In her paintings, Alfonso creates mystical worlds by placing everyday objects in stark fantasy environments. These objects are often regarded as disposable and worthless, yet bear meaning in Alfonso’s memories of people and places, as well as they hold great significance in the interconnectivity of people in Curaçao and the Caribbean. Themes such as nostalgia and connection are embedded in her work.
Alfonso’s fantasy-like paintings border on the subconscious. They seem to sprout from - at times nightmarish - dreams filled with memories of objects and places yet demonstrate a profound sensitivity to her lived surroundings.

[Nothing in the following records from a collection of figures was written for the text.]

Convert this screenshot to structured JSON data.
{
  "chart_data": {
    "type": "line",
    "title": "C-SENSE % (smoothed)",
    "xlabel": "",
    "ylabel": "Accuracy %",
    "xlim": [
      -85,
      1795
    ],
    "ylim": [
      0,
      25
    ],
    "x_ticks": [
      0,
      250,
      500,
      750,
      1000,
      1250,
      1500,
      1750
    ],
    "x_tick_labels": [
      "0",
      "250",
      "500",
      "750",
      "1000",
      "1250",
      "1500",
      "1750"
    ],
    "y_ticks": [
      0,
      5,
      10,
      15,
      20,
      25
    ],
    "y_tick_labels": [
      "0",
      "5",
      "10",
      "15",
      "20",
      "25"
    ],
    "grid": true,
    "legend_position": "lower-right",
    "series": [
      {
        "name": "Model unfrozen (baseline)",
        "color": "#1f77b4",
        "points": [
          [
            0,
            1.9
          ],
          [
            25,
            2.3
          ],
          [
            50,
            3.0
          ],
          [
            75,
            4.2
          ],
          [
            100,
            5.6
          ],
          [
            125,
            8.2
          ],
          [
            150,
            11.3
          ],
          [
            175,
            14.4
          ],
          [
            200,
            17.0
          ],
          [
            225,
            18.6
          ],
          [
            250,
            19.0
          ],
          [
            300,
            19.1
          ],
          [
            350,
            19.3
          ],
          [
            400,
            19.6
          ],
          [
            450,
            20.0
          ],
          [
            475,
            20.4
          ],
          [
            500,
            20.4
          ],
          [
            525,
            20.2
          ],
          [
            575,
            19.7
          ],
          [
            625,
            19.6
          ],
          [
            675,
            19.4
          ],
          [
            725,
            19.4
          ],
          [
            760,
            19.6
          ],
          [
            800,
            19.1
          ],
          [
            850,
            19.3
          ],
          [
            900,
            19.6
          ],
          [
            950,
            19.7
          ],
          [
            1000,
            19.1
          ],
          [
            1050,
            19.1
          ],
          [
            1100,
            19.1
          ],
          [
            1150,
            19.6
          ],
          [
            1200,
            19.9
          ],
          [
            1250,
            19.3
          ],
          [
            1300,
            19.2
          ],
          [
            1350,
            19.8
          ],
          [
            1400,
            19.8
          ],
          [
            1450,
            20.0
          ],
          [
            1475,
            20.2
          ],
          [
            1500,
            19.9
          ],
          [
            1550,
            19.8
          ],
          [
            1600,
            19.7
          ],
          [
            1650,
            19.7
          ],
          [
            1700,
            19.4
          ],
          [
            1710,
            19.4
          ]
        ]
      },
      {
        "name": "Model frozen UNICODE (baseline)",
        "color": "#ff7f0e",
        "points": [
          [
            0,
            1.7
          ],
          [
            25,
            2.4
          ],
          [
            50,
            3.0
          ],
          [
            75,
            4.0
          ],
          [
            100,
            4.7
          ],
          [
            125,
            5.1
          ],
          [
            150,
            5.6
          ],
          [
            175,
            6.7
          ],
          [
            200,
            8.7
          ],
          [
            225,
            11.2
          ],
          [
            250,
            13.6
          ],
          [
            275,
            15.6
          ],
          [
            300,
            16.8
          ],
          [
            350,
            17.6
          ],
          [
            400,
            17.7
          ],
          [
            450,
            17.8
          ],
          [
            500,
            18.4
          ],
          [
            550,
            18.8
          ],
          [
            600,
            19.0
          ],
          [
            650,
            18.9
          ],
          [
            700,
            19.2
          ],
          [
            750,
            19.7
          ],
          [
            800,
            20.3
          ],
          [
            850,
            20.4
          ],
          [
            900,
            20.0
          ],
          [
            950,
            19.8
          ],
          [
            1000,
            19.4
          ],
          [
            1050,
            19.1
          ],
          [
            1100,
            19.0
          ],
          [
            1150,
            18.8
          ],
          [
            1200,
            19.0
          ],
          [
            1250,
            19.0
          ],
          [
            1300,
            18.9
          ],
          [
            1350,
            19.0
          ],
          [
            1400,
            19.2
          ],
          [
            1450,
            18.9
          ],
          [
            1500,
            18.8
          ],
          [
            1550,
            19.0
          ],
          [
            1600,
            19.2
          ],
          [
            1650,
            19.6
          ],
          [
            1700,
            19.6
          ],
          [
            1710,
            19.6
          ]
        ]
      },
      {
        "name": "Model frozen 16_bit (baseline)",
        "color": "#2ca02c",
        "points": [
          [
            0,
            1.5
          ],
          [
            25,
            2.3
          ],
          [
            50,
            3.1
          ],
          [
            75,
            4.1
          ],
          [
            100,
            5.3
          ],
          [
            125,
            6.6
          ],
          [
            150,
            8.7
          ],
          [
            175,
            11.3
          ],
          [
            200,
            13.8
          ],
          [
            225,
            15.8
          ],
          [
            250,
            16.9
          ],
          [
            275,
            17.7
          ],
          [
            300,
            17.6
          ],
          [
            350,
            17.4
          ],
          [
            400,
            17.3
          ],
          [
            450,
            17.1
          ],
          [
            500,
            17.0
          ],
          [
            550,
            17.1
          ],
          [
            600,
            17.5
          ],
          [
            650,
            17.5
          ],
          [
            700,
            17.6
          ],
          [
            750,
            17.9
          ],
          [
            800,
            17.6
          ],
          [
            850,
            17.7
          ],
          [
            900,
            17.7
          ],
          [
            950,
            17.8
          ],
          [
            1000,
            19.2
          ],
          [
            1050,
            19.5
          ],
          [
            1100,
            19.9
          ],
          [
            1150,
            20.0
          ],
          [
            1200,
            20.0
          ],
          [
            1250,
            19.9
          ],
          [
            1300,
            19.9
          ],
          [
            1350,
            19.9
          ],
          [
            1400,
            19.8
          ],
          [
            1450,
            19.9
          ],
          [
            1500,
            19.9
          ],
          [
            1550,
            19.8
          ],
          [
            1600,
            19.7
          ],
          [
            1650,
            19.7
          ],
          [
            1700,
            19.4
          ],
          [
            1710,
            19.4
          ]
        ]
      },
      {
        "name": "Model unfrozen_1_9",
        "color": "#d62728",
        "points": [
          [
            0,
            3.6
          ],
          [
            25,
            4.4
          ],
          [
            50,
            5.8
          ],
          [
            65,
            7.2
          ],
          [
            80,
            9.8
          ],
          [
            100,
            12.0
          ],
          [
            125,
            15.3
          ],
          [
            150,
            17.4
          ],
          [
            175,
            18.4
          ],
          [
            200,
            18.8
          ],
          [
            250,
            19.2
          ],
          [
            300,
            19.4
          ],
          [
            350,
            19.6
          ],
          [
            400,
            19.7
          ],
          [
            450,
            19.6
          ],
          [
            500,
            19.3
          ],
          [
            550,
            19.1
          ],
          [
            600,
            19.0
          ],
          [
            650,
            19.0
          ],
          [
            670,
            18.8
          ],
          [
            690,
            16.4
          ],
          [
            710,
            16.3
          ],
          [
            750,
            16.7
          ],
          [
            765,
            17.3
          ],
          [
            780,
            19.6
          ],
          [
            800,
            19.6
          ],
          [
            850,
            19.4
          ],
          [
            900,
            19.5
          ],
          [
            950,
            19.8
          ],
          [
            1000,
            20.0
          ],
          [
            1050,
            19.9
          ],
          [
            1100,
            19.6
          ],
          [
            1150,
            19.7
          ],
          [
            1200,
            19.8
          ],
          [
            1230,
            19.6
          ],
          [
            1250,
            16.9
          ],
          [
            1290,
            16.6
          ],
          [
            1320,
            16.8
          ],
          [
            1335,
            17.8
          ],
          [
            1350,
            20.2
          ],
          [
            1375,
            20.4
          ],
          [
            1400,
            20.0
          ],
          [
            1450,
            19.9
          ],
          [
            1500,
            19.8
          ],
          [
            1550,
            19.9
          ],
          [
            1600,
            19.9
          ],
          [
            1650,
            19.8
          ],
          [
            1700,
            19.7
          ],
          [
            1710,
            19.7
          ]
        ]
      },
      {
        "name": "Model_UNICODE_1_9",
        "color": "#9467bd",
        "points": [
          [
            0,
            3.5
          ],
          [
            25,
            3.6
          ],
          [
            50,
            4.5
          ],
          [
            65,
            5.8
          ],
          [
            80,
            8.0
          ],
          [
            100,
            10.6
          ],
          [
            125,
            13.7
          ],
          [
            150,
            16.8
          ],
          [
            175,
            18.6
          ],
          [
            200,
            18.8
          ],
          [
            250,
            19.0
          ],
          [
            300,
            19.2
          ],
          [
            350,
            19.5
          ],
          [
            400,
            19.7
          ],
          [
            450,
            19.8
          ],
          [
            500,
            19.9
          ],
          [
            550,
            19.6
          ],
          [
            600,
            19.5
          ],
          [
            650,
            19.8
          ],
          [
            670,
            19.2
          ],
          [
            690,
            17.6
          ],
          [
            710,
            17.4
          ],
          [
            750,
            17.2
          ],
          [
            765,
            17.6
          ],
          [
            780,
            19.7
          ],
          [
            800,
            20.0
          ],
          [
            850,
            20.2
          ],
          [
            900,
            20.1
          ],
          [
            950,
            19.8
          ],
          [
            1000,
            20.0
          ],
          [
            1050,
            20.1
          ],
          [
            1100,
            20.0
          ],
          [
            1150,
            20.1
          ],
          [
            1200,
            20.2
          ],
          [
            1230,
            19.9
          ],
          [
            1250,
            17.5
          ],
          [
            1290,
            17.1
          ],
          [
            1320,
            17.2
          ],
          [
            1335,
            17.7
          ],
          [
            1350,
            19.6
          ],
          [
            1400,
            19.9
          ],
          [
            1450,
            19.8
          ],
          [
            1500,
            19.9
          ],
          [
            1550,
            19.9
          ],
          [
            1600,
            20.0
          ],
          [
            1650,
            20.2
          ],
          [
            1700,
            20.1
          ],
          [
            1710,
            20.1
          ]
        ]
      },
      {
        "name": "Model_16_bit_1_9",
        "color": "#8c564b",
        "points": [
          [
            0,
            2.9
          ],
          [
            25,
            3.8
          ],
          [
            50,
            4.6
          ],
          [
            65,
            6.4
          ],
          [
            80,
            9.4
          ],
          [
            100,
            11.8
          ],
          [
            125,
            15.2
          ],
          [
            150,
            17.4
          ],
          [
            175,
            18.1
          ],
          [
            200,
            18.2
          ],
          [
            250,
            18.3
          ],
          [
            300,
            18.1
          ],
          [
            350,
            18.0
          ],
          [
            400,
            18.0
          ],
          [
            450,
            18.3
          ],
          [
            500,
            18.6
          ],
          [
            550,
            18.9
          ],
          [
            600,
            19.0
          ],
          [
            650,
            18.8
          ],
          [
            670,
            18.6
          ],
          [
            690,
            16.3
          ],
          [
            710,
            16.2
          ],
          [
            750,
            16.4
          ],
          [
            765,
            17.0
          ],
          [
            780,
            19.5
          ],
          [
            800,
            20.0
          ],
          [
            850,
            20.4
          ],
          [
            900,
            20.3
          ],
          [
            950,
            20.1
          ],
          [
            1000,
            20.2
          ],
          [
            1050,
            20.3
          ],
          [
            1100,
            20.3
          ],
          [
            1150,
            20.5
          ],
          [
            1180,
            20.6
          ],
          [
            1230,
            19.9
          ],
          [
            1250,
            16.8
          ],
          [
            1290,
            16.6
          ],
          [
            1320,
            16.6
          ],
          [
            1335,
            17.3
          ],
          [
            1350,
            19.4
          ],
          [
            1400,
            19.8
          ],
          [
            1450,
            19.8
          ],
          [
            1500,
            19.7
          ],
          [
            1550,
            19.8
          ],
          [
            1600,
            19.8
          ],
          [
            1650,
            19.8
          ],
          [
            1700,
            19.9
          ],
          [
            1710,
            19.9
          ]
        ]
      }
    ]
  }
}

In her latest work, she expands her focus from objects that represent memories of her childhood in Curaçao, to those that symbolise local beliefs and sayings, rituals, and superstitions. As an example, the blue painting representing two mops and a broom, contains two separate yet similar sayings. The presence of two mops in one room stands for bad luck, whereas sweeping someone’s foot with a broom is condemning the person to a life without marriage.
In this exhibition, Alfonso effortlessly combines depictions of mass-production with the natural world, with broken, plastic chairs entering a dialogue with symbolic snakes and ritualistic bones. Although the works initially come from a personal motif, their dark quality is evidence of the artist’s receptiveness to the world around her.
By mixing airbrush techniques with delicate transparency and colours that seem to glow in the dark, the paintings gain a ghostly quality. By isolating and thus intensifying their presence, the lifeless objects become active agents in her ongoing stories, further emphasised by their titles: A broken comb lays to rest, footsteps contain memories, and a single chair is a chair left behind. Furthermore, by experimenting and re-using elements from older paintings into newer ones, she creates a storyline for her quintessential practice, with everyday objects appearing and reappearing like characters in a surrealist narrative.